2. Implement Smart Caching with Webhooks

  • Don't: Repeatedly request the same endpoints to check for status updates.
  • Do: Fetch the data once and store it locally. To keep it up to date, subscribe to Webhooks. Precoro will notify your system immediately when an event occurs (e.g., the supplier is changed). Use this signal to invalidate your local cache and fetch fresh data only when necessary. Learn more about setting up webhooks in this guide.

3. Optimize Data Fetching

These rules apply when you process linked documents (e.g., invoices related to purchase orders).
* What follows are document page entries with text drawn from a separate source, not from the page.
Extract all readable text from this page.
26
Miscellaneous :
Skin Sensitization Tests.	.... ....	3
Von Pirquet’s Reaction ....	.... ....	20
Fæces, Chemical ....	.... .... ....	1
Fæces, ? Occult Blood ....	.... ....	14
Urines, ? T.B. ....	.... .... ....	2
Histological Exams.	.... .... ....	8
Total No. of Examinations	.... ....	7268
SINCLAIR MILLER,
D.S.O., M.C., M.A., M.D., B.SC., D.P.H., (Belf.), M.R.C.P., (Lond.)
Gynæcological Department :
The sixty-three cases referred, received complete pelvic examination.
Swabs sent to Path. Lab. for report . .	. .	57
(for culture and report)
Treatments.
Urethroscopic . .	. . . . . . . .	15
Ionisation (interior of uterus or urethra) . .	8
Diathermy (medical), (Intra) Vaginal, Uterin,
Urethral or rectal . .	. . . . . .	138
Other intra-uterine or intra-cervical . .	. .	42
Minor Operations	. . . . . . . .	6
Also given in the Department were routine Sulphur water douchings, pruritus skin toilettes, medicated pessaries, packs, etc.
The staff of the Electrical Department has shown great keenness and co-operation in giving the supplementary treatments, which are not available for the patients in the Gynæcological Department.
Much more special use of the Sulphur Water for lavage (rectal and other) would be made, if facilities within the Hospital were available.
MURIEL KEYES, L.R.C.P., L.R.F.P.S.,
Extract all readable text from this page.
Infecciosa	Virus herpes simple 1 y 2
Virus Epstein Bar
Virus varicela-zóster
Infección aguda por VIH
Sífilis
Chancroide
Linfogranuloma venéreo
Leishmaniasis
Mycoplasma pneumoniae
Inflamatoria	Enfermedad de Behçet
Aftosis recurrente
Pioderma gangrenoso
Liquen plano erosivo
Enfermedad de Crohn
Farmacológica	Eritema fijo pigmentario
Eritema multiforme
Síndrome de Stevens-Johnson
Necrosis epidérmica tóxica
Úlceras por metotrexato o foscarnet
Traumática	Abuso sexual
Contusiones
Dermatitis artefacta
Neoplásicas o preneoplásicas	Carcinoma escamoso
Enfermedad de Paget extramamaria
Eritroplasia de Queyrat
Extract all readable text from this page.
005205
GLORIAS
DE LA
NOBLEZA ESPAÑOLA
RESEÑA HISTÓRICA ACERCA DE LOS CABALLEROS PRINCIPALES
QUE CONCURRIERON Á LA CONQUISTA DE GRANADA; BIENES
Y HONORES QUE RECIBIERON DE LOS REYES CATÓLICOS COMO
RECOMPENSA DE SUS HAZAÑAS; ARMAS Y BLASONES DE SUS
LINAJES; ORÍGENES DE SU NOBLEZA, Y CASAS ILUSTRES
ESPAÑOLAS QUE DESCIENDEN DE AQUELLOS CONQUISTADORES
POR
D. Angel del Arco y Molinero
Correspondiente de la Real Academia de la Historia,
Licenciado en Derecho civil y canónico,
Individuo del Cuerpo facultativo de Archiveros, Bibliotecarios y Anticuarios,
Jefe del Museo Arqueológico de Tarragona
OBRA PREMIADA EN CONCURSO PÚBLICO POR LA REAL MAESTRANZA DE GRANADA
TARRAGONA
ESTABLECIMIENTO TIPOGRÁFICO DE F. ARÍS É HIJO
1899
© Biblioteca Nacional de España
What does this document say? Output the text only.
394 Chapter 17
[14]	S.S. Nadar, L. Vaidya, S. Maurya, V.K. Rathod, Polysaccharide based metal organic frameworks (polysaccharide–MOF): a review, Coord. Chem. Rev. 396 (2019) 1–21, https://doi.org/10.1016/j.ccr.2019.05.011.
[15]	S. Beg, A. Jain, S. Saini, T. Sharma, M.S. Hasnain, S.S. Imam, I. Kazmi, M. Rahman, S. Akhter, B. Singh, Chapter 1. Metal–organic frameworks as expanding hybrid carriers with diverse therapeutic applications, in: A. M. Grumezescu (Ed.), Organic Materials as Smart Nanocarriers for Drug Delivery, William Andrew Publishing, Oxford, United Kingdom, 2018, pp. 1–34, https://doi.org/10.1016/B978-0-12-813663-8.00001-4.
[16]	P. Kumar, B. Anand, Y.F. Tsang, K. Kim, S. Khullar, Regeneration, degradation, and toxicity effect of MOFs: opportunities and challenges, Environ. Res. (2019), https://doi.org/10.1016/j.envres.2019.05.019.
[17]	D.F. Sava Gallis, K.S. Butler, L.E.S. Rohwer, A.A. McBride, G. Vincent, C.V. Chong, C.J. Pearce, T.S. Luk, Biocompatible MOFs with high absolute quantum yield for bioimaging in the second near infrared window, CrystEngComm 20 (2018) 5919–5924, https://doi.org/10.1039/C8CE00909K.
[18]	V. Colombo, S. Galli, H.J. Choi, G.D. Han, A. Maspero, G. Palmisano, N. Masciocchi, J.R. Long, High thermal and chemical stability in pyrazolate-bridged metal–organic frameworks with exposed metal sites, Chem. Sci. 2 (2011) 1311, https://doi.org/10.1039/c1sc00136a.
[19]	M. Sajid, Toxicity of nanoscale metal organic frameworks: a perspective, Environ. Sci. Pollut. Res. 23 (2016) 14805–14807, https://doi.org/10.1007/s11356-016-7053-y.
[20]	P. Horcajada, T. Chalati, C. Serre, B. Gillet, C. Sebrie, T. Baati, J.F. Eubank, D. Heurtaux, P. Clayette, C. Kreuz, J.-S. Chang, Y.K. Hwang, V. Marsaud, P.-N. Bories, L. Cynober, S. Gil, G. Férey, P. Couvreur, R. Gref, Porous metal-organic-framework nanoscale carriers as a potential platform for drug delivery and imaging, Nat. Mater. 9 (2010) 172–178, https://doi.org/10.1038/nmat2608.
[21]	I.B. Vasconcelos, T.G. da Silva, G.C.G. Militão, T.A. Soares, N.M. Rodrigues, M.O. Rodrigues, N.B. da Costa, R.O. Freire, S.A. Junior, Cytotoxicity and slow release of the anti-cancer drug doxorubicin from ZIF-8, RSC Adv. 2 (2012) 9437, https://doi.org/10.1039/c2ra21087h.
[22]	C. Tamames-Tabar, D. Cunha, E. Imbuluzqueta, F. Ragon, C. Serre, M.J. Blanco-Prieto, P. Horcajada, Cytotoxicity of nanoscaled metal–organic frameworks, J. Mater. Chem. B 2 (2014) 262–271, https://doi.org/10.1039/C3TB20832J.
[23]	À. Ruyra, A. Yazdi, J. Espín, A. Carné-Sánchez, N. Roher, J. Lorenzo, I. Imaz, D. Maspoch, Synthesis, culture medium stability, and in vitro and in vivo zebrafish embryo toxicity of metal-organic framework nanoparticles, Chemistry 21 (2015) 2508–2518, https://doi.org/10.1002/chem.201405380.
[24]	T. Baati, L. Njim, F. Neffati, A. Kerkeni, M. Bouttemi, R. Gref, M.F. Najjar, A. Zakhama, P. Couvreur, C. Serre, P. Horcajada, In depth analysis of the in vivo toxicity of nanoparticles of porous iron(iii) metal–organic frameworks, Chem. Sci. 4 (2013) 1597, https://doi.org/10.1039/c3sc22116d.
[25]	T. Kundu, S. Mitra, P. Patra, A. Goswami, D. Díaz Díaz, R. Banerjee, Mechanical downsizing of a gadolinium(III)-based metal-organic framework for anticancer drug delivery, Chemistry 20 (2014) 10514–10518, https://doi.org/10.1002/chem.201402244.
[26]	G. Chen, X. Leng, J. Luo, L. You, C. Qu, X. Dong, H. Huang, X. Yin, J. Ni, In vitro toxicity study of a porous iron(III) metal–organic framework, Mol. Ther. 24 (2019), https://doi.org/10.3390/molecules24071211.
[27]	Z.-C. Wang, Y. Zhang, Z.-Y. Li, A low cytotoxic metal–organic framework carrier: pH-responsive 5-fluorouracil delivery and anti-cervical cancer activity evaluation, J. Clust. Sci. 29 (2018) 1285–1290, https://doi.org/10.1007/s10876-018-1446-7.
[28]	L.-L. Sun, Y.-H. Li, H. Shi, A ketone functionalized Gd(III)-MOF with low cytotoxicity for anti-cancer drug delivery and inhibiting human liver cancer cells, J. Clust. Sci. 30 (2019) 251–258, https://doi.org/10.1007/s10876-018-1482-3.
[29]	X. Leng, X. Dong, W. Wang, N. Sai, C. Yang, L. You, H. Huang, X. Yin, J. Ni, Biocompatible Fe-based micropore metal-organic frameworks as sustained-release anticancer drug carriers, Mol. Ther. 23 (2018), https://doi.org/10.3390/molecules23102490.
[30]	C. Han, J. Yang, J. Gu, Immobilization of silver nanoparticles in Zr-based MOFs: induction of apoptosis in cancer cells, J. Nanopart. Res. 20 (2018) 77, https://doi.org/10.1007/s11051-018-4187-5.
  • Don't: Fetch a list of IDs and then immediately iterate through them requesting details for each ID without pauses. This will trigger the per-second limit.
  • Do: Add a deliberate delay between detail requests in your loop.

4. Filter the Data

Whenever you retrieve data, ensure you’re only requesting what you need.

  • Don’t: Request all the available data to filter it locally.
  • Do: Use filters and review parameters to ensure only essential ones are included. The "modifiedSince" filter will help you retrieve the most up-to-date data and reduce redundant requests.
    For example, to get all POs created or updated since October 10, 2025, use:
    https://api.precoro.com/purchaseorders?modifiedSince=2025-10-10T00:00:00

5. Check the "Retry-After" Header

Automated scripts often try to restart immediately after a failure.

  • Don't: Retry the same request immediately if it's failed in your scripts. This will only extend the blocking period.
  • Do: Implement an error handler to respect the time provided in the RateLimit-Retry-After header.

6. Keep an Error Log

  • Don’t: Let the errors go unnoticed until critical issues arise.
  • Do: Log errors with sufficient detail to allow easier and more effective troubleshooting. Logging is especially relevant for response codes 4xx and 5xx.